# Worst finish work ever...



## Nick Harmon (Feb 16, 2013)

We got a chance to see just how bad a finished wall Fresco Harmony will cover. It still wasn't up to my standards when it was finished but the client was happy. All in all we put about 3/4" of mud on this stick of corner bead. On a comical note, the contractor said he spent 1 and 1/2 hrs on this one piece of corner bead. He wouldn't let me tear it off and redo it. ha ha...

http://youtu.be/ANivpMW-UGE


----------



## mld (Jul 2, 2012)

Just curious Nick, why not fill that with hot mud first?

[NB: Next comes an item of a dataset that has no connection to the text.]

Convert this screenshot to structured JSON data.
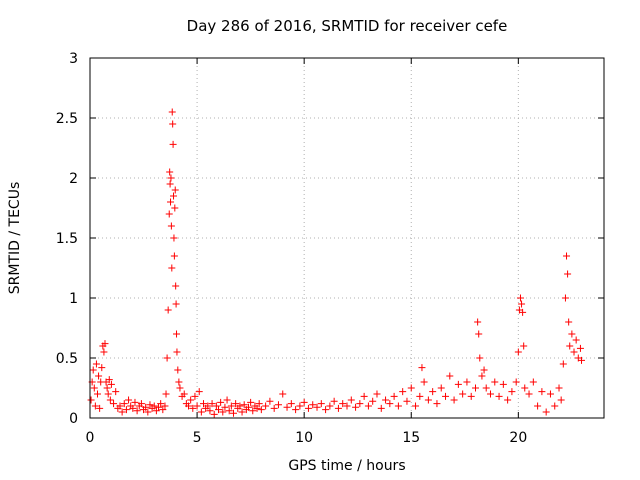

Looks good though finished.


----------



## Nick Harmon (Feb 16, 2013)

Great question. Usually I would have definitely filled it with quick set. The entire surface needed to be floated again. However, once you've used the Fresco Harmony system you start to look at drywall differently. It would have taken as much time to mix quick set and float all those walls again as it would to base coat of Fresco Harmony. There was also a time constraint and I was doing the job for free. It was supposed to be ready for texture. *I'm sure we've all ran into situations where a contractor does chitty finish work and expects a little paint and texture will fix it.* This was one of those. In the end it was a good opportunity to experiment. It's amazing to me that one medium will really do it all.


----------